Adaptive headlights on pre-highland Model 3 review:
I tried it for the first time tonight driving home late on the highways/freeways, with just the right amount of traffic for it to be having to constantly adapting from cars to no-cars (following and on-coming), so quite a good test.
All in all I give it a 90% rating, which was better than I was expecting based on the quite average performance of the previous Auto-high-beam (which I gave a 60%).
There was only one brief foul recorded - at a sweeping left hand curve on a divided freeway with a significant median with light vegetation - an oncoming car was visible the whole time and when it first appeared it was at directly 12 o'clock (moving around the bend to my right). The headlights responded immediately to it (which was impressive), but as it went further around the bend the headlights failed to follow it correctly and dazzled it. I got the expected flash from the oncoming vehicle and the headlights immediately adapted again correctly again before I could react. So a flash from an oncoming vehicle seems to have the desired effect, which is something.

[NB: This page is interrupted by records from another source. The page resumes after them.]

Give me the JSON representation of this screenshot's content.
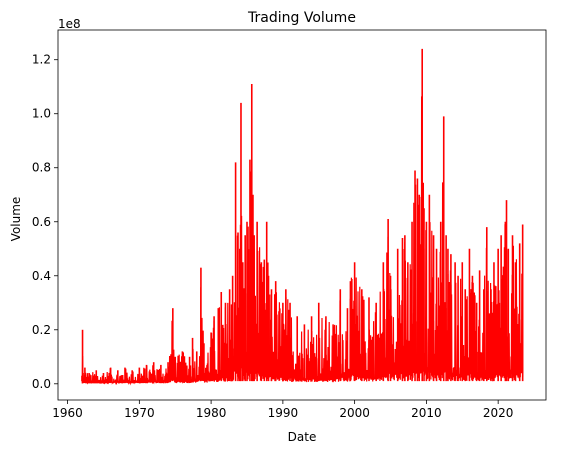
{
  "chart_data": {
    "type": "line",
    "title": "Trading Volume",
    "xlabel": "Date",
    "ylabel": "Volume",
    "y_offset_label": "1e8",
    "x_ticks": [
      "1960",
      "1970",
      "1980",
      "1990",
      "2000",
      "2010",
      "2020"
    ],
    "y_ticks": [
      "0.0",
      "0.2",
      "0.4",
      "0.6",
      "0.8",
      "1.0",
      "1.2"
    ],
    "xlim": [
      "1958-09-01",
      "2026-09-01"
    ],
    "ylim": [
      -0.06,
      1.31
    ],
    "grid": false,
    "line_color": "#ff0000",
    "series": [
      {
        "x": [
          "1962-01-02",
          "1962-02-01",
          "1962-03-01",
          "1962-06-01",
          "1963-01-01",
          "1964-01-01",
          "1965-01-01",
          "1966-01-01",
          "1967-01-01",
          "1968-01-01",
          "1969-01-01",
          "1970-01-01",
          "1971-01-01",
          "1972-01-01",
          "1973-01-01",
          "1974-01-01",
          "1974-09-01",
          "1975-01-01",
          "1976-01-01",
          "1977-01-01",
          "1977-06-01",
          "1978-01-01",
          "1978-08-01",
          "1979-01-01",
          "1980-01-01",
          "1980-06-01",
          "1981-01-01",
          "1981-06-01",
          "1982-01-01",
          "1982-08-01",
          "1983-01-01",
          "1983-06-01",
          "1983-10-01",
          "1984-01-01",
          "1984-03-01",
          "1984-06-01",
          "1984-10-01",
          "1985-01-01",
          "1985-06-01",
          "1985-09-01",
          "1985-11-01",
          "1986-01-01",
          "1986-06-01",
          "1987-01-01",
          "1987-06-01",
          "1987-10-01",
          "1988-01-01",
          "1988-06-01",
          "1989-01-01",
          "1990-01-01",
          "1990-06-01",
          "1991-01-01",
          "1992-01-01",
          "1993-01-01",
          "1994-01-01",
          "1995-01-01",
          "1996-01-01",
          "1997-01-01",
          "1998-01-01",
          "1999-01-01",
          "1999-06-01",
          "2000-01-01",
          "2001-01-01",
          "2002-01-01",
          "2003-01-01",
          "2004-01-01",
          "2004-09-01",
          "2005-01-01",
          "2006-01-01",
          "2006-09-01",
          "2007-01-01",
          "2007-06-01",
          "2008-01-01",
          "2008-06-01",
          "2008-10-01",
          "2009-01-01",
          "2009-06-01",
          "2009-09-01",
          "2010-01-01",
          "2010-06-01",
          "2011-01-01",
          "2011-06-01",
          "2012-01-01",
          "2012-06-01",
          "2012-10-01",
          "2013-01-01",
          "2013-06-01",
          "2014-01-01",
          "2014-06-01",
          "2015-01-01",
          "2015-06-01",
          "2016-01-01",
          "2016-06-01",
          "2017-01-01",
          "2017-06-01",
          "2018-01-01",
          "2018-06-01",
          "2019-01-01",
          "2019-06-01",
          "2020-01-01",
          "2020-06-01",
          "2021-01-01",
          "2021-03-01",
          "2021-06-01",
          "2022-01-01",
          "2022-06-01",
          "2023-01-01",
          "2023-06-01"
        ],
        "y": [
          0.03,
          0.2,
          0.04,
          0.06,
          0.04,
          0.05,
          0.04,
          0.06,
          0.05,
          0.06,
          0.05,
          0.06,
          0.07,
          0.08,
          0.07,
          0.08,
          0.28,
          0.1,
          0.12,
          0.1,
          0.17,
          0.12,
          0.43,
          0.15,
          0.19,
          0.25,
          0.28,
          0.34,
          0.3,
          0.35,
          0.4,
          0.82,
          0.56,
          0.5,
          1.04,
          0.45,
          0.55,
          0.6,
          0.83,
          1.11,
          0.7,
          0.55,
          0.6,
          0.45,
          0.46,
          0.6,
          0.4,
          0.35,
          0.38,
          0.3,
          0.35,
          0.3,
          0.25,
          0.22,
          0.25,
          0.3,
          0.25,
          0.22,
          0.35,
          0.28,
          0.38,
          0.45,
          0.35,
          0.32,
          0.3,
          0.45,
          0.61,
          0.4,
          0.5,
          0.54,
          0.55,
          0.45,
          0.6,
          0.79,
          0.76,
          0.7,
          1.24,
          0.65,
          0.6,
          0.7,
          0.55,
          0.5,
          0.6,
          0.99,
          0.55,
          0.5,
          0.48,
          0.45,
          0.4,
          0.45,
          0.35,
          0.5,
          0.4,
          0.3,
          0.42,
          0.35,
          0.58,
          0.35,
          0.45,
          0.5,
          0.55,
          0.6,
          0.68,
          0.5,
          0.55,
          0.45,
          0.52,
          0.59
        ]
      }
    ]
  }
}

Adapting for the tail-lights of vehicles ahead seemed to be a bit more problematic, but this might be just my personal generosity. I was trying to judge distances by counting seconds (7 seconds at 100 km/h is 200m was my ball-park). At 200m following distance it would adapt the lights quite consistently. At 300m it sometimes would, sometimes wouldn't - a bit inconsistent. It was particularly obvious when following large trucks because the (often light coloured) rear gate of the trailer would show that the headlight was not adapting for it. I get a bit sensitive about dazzling trucks because those poor folk spend so many hours on the road putting up with inconsiderate drivers, I didn't like what the Tesla was doing and had to intervene.
The trouble with assessing the dazzle of vehicles in train is that you don't get immediate feedback from them (they can't communicate with you with a flash).
Anyway, I think I try to dip my lights out to at least 400m, and the Tesla was only doing it 200-300m, so it's not quite doing it like I would like to.
But the 90% score came from very good behaviour the rest of the time with oncoming traffic, and also by not constantly going to low beam every time it dazzled itself with bright roadsigns. It would adapt to the signs instead. A bit of a flickering lightshow sometimes, but a vast improvement on the previous auto-high-beams.
Also it was quite happy to stay in adaptive when reducing below 40 km/h for the kangaroos - even down to a standstill. But starting out the other morning in the dark for a short drive I couldn't get the adaptive to engage until I got up to 40 km/h. So that's a bit strange, but better than I was hoping.